In the example Task Definition File below, we'll create a few tasks to fetch the past year's stock data from [yfinance](https://pypi.org/project/yfinance/) for three different stock symbols: `AMZN`, `GOOG`, and `MSFT`.
```python
# ---
# python_callable: main
# python_callable_partials:
# get_amzn:
# symbol: AMZN
# get_goog:
# symbol: GOOG
# get_msft:
# symbol: MSFT
# ---
def main(symbol):
from yfinance import Ticker
stock = Ticker(symbol)
history = stock.history(period='1y', interval='1d').reset_index()
history["Symbol"] = symbol
print(history.head())
```
The above Task Definition File will create three tasks: `get_amzn`, `get_goog`, and `get_msft`. Each task will have its respective `symbol` passed to the the `main` function.

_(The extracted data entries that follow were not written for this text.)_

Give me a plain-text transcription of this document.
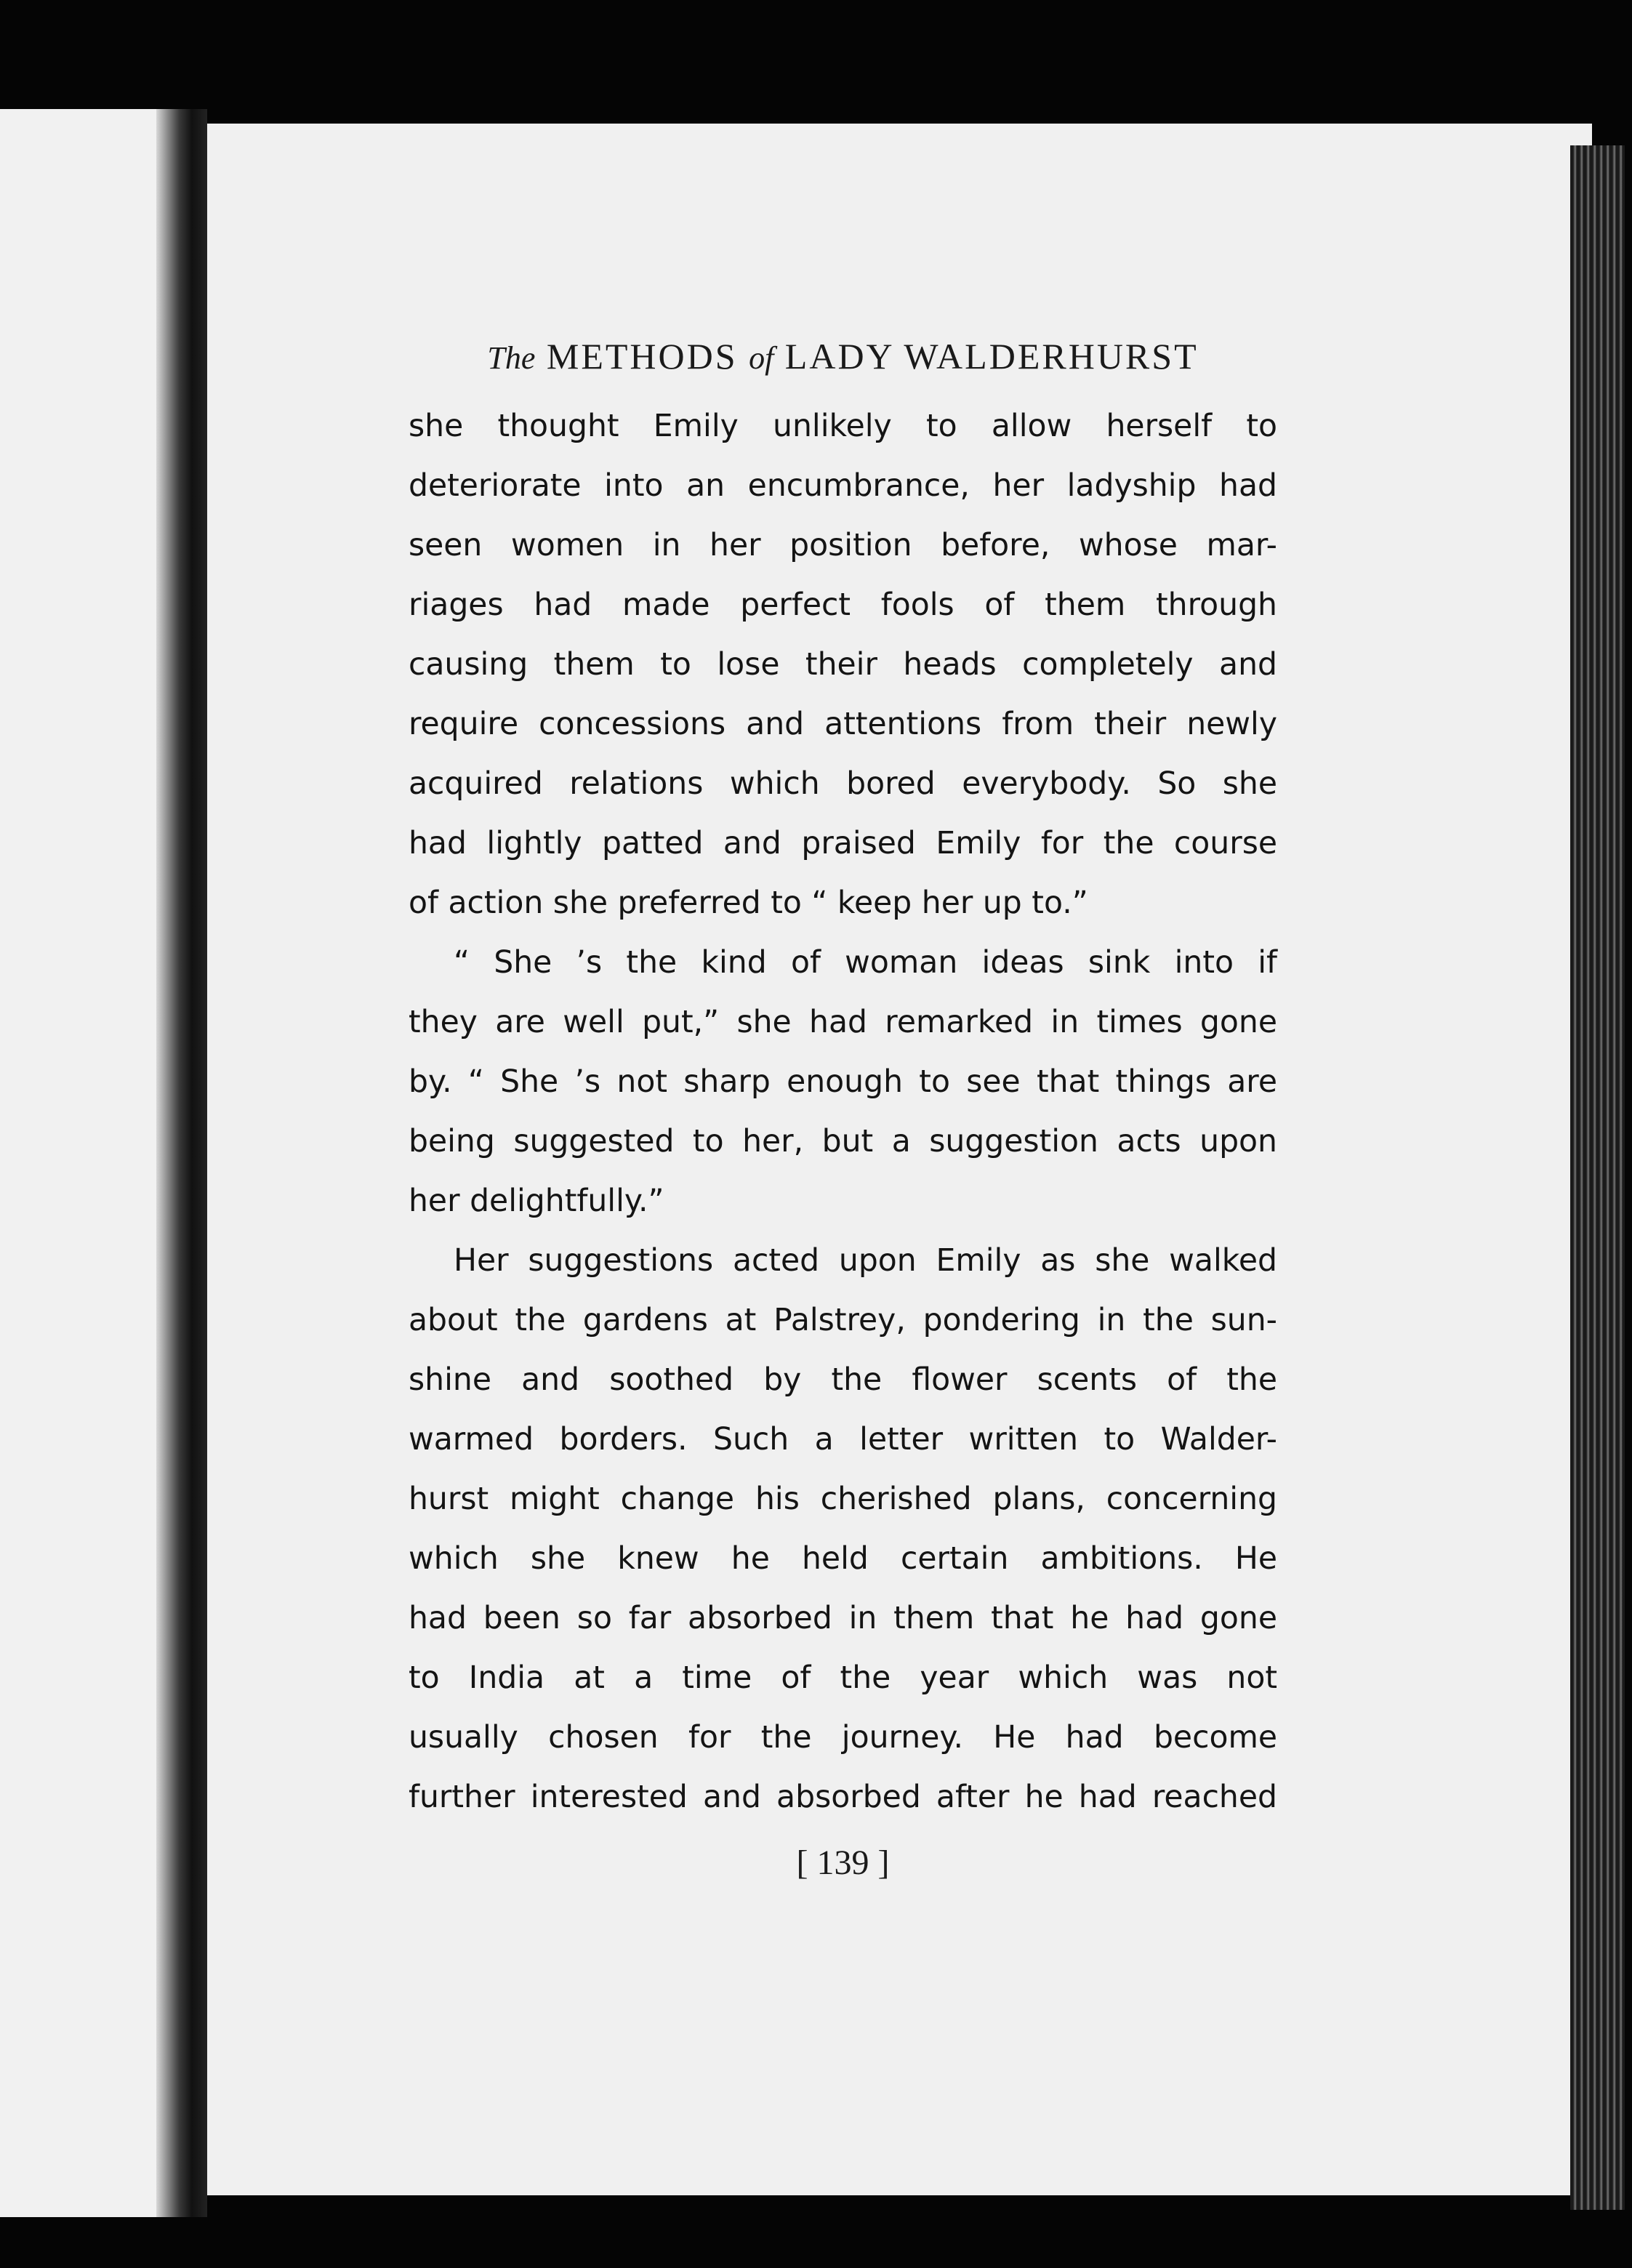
The METHODS of LADY WALDERHURST
she thought Emily unlikely to allow herself to
deteriorate into an encumbrance, her ladyship had
seen women in her position before, whose mar-
riages had made perfect fools of them through
causing them to lose their heads completely and
require concessions and attentions from their newly
acquired relations which bored everybody. So she
had lightly patted and praised Emily for the course
of action she preferred to “ keep her up to.”
“ She ’s the kind of woman ideas sink into if
they are well put,” she had remarked in times gone
by. “ She ’s not sharp enough to see that things are
being suggested to her, but a suggestion acts upon
her delightfully.”
Her suggestions acted upon Emily as she walked
about the gardens at Palstrey, pondering in the sun-
shine and soothed by the flower scents of the
warmed borders. Such a letter written to Walder-
hurst might change his cherished plans, concerning
which she knew he held certain ambitions. He
had been so far absorbed in them that he had gone
to India at a time of the year which was not
usually chosen for the journey. He had become
further interested and absorbed after he had reached
[ 139 ]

![](media/images/multi-tasking/multi-stock.png){fig-align="center"}
## Mixing It Up
`multi_task_spec` and `python_callable_partials` are non-exclusive, so you can mix and match configuration as needed.
Let's build upon our `yfinance` example, and instead of using the default `PythonOperator`, let's use the [PythonVirtualenvOperator](https://airflow.apache.org/docs/apache-airflow/stable/_api/airflow/operators/python/index.html#airflow.operators.python.PythonVirtualenvOperator), and change the requirements for our `get_amzn` task.
```python
# ---
# operator: airflow.operators.python.PythonVirtualenvOperator
# python_callable: main
# python_callable_partials:
# get_amzn:
# symbol: AMZN
# get_goog:
# symbol: GOOG
# get_msft:
# symbol: MSFT
# multi_task_spec:
# get_amzn:
# requirements:
# - yfinance==0.1.96
# ---
def main(symbol):
from yfinance import Ticker
stock = Ticker(symbol)
history = stock.history(period='1y', interval='1d').reset_index()
history["Symbol"] = symbol
print(history.head())
```
In the above example, we changed two things:
- We are now explicitly using the `PythonVirtualenvOperator` via the `operator` entry.
- Our `get_amzn` task also gets an entry in the `multi_task_spec` block, specifying a list of `requirements` just for our `get_amzn` task.
With both `multi_task_spec` and `python_callable_partials` working together, you can pretty much iterate over anything!